As Don was moved to mention in his blog’s footer, the name Isn’t Life Terrible?–which referenced a silent comedy by Charley Chase, one of Don’s favorites — didn’t indicate that it was a blog about terrible things. It did, however, occasionally, veer into some of pop culture history’s darker moments. The death of Disney star Bobby Driscoll was one such instance. So was the story of the Dionne Quintuplets, which Don covered in a three-part series, epic by the blog’s standards.

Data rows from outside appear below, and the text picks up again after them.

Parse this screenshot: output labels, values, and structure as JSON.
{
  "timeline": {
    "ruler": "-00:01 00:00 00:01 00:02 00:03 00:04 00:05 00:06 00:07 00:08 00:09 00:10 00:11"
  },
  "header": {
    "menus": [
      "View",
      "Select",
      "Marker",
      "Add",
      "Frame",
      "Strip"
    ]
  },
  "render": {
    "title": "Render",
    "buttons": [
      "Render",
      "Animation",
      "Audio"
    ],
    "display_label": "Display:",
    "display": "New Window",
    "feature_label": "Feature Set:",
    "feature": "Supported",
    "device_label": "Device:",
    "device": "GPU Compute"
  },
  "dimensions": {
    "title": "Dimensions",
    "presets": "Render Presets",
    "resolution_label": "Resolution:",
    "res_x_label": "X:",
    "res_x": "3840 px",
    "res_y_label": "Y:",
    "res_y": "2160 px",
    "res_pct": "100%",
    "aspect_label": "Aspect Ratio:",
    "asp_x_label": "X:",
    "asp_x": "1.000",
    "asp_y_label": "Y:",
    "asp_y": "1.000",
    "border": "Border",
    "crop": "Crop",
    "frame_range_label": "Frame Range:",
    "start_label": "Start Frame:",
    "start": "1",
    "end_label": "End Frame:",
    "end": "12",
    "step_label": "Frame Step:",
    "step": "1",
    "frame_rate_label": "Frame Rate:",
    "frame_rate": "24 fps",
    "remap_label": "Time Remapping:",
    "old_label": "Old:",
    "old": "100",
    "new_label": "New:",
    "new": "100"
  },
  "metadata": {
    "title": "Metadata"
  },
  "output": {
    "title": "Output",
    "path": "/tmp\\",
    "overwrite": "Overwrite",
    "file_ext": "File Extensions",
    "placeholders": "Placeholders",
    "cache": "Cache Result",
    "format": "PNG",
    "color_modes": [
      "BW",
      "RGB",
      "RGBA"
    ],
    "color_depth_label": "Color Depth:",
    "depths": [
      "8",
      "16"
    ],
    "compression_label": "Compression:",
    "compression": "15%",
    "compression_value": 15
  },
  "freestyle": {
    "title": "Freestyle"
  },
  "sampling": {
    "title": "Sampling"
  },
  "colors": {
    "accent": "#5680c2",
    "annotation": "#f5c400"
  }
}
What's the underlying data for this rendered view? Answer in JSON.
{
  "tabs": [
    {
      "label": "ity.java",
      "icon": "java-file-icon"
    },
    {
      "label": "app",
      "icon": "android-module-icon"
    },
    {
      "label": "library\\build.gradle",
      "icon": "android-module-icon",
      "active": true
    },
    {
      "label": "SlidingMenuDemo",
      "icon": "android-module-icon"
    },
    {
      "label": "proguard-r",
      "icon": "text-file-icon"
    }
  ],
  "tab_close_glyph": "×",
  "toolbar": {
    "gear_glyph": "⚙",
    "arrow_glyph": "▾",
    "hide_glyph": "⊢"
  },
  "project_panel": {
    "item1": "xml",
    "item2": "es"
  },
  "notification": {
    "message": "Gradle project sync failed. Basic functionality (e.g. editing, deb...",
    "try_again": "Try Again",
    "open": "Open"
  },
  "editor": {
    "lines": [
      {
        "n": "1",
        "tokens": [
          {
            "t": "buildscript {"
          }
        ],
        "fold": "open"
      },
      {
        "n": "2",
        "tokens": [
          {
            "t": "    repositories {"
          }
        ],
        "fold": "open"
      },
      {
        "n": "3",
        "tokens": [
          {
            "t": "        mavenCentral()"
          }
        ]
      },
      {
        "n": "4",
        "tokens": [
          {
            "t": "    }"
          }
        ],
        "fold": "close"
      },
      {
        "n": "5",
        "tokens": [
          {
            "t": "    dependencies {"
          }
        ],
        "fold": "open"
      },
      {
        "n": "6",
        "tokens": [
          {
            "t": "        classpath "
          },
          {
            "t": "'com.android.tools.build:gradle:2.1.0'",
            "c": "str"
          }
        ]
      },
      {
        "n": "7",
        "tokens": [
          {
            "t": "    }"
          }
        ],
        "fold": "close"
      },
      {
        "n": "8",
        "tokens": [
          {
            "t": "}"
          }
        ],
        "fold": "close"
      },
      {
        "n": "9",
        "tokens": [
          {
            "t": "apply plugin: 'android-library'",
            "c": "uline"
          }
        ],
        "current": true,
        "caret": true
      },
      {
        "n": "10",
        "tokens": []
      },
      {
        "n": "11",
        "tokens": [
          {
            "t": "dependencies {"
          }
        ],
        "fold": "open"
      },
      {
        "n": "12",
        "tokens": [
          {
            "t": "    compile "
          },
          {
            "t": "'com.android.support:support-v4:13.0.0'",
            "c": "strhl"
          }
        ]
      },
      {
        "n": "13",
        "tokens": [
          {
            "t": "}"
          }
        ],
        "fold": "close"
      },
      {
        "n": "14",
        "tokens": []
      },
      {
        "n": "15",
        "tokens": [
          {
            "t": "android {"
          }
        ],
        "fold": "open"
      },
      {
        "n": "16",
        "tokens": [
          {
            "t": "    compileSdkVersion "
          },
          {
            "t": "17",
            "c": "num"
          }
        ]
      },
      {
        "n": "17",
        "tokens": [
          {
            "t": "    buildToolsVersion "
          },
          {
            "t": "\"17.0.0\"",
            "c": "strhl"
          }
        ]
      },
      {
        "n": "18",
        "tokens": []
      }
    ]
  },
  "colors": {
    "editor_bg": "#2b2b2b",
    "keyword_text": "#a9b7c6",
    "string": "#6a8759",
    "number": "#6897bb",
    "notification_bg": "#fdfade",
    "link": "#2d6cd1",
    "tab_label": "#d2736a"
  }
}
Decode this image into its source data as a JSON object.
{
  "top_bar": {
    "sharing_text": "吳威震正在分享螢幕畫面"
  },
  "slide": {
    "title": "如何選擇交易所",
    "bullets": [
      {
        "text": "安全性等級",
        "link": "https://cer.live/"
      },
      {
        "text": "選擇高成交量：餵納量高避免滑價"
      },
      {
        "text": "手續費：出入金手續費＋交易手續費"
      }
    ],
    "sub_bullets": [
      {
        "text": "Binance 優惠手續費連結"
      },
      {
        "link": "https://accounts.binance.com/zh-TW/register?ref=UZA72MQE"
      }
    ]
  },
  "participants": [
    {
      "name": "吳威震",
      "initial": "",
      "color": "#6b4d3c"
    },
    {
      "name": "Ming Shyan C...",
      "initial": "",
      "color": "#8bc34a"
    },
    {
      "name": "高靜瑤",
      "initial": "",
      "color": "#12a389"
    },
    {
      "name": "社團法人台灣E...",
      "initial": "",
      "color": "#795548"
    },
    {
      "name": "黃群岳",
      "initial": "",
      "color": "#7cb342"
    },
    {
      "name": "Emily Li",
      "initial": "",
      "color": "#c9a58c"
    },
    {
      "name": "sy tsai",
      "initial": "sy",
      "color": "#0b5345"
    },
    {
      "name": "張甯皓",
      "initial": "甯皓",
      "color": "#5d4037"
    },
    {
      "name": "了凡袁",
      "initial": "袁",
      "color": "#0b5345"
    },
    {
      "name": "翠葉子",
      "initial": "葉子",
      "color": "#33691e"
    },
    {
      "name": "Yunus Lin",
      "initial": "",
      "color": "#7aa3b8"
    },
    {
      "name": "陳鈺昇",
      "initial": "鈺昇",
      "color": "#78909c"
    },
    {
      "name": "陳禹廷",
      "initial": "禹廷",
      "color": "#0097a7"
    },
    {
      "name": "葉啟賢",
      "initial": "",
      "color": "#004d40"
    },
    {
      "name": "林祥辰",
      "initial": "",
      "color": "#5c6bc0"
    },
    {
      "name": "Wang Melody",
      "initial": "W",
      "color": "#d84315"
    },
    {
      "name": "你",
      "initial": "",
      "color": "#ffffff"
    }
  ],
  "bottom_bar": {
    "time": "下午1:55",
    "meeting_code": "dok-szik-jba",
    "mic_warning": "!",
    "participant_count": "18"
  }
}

Without departing sharply from his generally jovial tone, Don captures the outrage of the Quints’ fate:

What’s missing in the story of the Dionne Quintuplets… is a hero. Someone who rides to the rescue. Someone who says “This is wrong and it has to stop.”
  • It wasn’t Dr. Dafoe, who commandeered the quints, was celebrated by the press as a savior, and made a lot of money.
  • It wasn’t Oliva Dionne, whose initial reaction to the birth was to “sell the Quints,” in order to make a lot of money.
  • It wasn’t Father Daniel Routhier, from whom Oliva Dionne sought guidance and who suggested that, since the children were a miracle from God, 7% of the money should be given to the church.
  • It wasn’t Elzire Dionne, who had married at 16 and was the embarrassed mother of 10 at age 25.
  • It wasn’t Dr. W.E. Blatz, who headed the team from St. George’s School for Child Study at the University of Toronto, who cataloged every move the Quints made but either did not see, or did not want to see, the big picture.
  • It wasn’t Mitchell Hepburn, the premier of Ontario, who arranged for the Quints to be taken from their parents legally, via a “guardianship” act that officially gave the government and Dafoe full charge.

Yvonne, Marie, Emilie, Annette and Cecile had to become their own heroes.

♦ ♦ ♦
I like re-reading blog posts by Don that I’ve never forgotten. I also like re-reading ones that I have forgotten, or somehow missed in the first place. This restored version of Isn’t Life Terrible? makes it possible to do both, and I don’t think I’ll ever tire of it.

If you’re new to the blog, you can simply begin with Don’s final post (about his father and James Brown) and move backwards. Or his first post (about Jay Ward cartoon music) and move forwards. Or choose a month at random from the archive. Or click on a tag such as “Disney.”

For all the joy to be found here, Isn’t Life Terrible? also reminds us of what we lost when we lost Don. There will never be another post, which makes the ones we have all the more precious.

Just now, I was reading Don’s item on the D.C. Heath Disney storybooks; at one point, he asks us to remind him to tell us about the Bambi book sometime. Alas, we can’t. But we savor all the things he did get around to telling us.

I’ll give Don the last word, in an excerpt from a post about a 1970s reunion of the Mousketeers:

You see, each morning, you get up, you look in the mirror, and, barring misfortune, you see almost exactly the same face you saw yesterday and will see tomorrow. You never see yourself age. You only come to realize how old you are obliquely, by encountering some other face you haven’t seen in a long while. At that point, logic kicks in: I don’t feel older, but if that person is older, then I must be older.

If it weren’t for those damn Mouseketeers, and those damn memories of winter days when the fading sunlight in our TV rooms imperceptibly accomplished a cross-dissolve with the blue glow from our black and white sets, we could have stayed young forever.